Server Applications:
A system offers a service by having an application running that is listening at the service port and willing to accept a connection from a client. If there is no application listening at the service port then the machine doesn't offer that service.
The SMTP service is provided by an application listening on port 25. On Unix systems this is usually the sendmail(1M) application which is started at boot time.
[2:20pm julian] ps -agx | grep sendmail
419 ? SW 0:03 /usr/lib/sendmail -bd -q15m
18438 ? IW 0:01 /usr/lib/sendmail -bd -q15m
[2:28pm julian] netstat -a | grep smtp
tcp 0 0 julian.3155 acad3.alask.smtp SYN_SENT
tcp 0 0 *.smtp *.* LISTEN
In the example we have a process listening to the smtp port (for inbound mail) and another process talking to the smtp port on acad3.alaska.edu (ie. sending mail to that system).
A client application creates a socket(3N)
and then issues a connect(3N)
to a service specified
in a sockaddr_in structure:
int tcpopen(host,service)
char *service, *host;
{ int unit;
struct sockaddr_in sin;
struct servent *sp;
struct hostent *hp;
if ((sp=getservbyname(service,"tcp")) == NULL)
then error...
if ((hp=gethostbyname(host)) == NULL)
then Ierror...
bzero((char *)&sin, sizeof(sin))
etc...
if ((unit=socket(AF_INET,SOCK_STREAM,0)) < 0)
then error...
if (connect(unit,&sin,sizeof(sin)) <0)
then error...
return(unit);
}
The result returned is a file descriptor which is connected to a server process. A communications channel on which one can conduct an application specific protocol.
Client Communication:
Having connected a socket to a server to establish a file descriptor communication is with the usual Unix I/O calls. You have Inter Process Communication (or IPC) to a server.
Many programmers turn file descriptors into stdio(3S) streams so they can use fputs, fgets, fprintf, etc. -- use fdopen(3S).
main(argc,argv)
int argc;
char *argv[];
{
int unit,i;
char buf[BUFSIZ];
FILE *sockin,*sockout;
if ((unit=tcpopen(WHOHOST,WHOPORT))
< 0) then error...
sockin=fdopen(unit,"r");
sockout=fdopen(unit,"w");
etc...
fprintf(sockout,"%sn",argv[i]);
etc...
while (fgets(buf,BUFSIZ,sockin)) etc...
Stdio Buffers:
Stdio streams have powerful manipulation tools (eg. fscanf is amazing). But beware, streams are buffered! This means a well placed fflush(3S) is often required to flush a buffer to the peer.
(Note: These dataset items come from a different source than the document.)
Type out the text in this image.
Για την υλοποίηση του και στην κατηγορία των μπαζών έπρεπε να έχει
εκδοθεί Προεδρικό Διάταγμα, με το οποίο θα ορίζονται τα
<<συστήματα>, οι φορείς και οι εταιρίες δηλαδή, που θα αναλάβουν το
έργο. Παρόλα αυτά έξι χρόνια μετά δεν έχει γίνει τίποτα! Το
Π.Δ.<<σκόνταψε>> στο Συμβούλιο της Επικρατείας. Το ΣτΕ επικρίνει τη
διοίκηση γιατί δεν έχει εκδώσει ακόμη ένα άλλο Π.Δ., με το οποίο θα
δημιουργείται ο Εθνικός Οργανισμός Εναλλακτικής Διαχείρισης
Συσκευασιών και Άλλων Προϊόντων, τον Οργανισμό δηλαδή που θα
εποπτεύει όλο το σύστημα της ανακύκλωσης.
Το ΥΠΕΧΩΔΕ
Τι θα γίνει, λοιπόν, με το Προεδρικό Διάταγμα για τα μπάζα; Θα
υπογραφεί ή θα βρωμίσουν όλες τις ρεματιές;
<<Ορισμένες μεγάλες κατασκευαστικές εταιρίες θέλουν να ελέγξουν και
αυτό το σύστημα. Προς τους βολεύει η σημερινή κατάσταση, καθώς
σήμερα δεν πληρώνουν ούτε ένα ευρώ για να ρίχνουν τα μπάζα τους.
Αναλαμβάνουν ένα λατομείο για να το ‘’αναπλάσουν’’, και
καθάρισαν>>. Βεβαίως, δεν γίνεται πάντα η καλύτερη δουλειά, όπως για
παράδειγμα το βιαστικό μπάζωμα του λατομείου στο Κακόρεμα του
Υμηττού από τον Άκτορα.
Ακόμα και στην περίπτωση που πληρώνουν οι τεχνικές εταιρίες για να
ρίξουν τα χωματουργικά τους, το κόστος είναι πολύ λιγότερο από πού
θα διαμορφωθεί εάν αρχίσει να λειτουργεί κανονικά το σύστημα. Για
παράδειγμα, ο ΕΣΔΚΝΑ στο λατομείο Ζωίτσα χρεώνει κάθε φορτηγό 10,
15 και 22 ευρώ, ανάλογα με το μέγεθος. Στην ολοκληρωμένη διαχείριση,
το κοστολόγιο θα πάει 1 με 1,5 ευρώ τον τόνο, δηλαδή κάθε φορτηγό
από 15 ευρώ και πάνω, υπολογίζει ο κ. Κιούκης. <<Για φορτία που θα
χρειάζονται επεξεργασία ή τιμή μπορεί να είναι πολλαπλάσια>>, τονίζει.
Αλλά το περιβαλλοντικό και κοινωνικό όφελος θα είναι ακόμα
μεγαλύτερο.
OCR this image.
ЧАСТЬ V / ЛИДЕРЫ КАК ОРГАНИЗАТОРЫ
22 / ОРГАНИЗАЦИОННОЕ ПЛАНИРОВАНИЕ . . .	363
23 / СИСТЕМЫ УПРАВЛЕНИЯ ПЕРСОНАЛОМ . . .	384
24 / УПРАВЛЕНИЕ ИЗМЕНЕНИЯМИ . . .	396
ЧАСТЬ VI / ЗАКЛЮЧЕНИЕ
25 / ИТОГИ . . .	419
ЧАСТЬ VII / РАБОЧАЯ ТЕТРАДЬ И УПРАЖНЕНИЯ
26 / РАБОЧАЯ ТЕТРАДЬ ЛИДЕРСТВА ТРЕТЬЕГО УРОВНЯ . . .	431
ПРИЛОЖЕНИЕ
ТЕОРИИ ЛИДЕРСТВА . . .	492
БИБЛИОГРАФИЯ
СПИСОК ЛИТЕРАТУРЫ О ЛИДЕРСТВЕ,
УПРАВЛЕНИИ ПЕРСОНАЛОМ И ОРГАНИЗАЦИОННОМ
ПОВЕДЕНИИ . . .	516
fprintf(sockout,"%sn",argv[i]);
fflush(sockout);
while (fgets(buf,BUFSIZ,sockin)) etc...
Many client/server protocols are client driven -- the client sends a command and expects an answer. The server won't see the command if the client doesn't flush the output. Likewise, the client won't see the answer if the server doesn't flush it's output.
Watch out for client and server blocking -- both waiting for input from the other.
File Descriptors:
File Descriptors are the fundamental I/O object. You read(2) and write(2) to file descriptors.
int cc, fd, nbytes;
char *buf;
cc = read(fd, buf, nbytes);
cc = write(fd, buf, nbytes)
The read attempts to read nbytes of data from the object referenced by the file descriptor fd into the buffer pointed to by buf. The write does a write to the file descriptor from the buffer. Unix I/O is a byte stream.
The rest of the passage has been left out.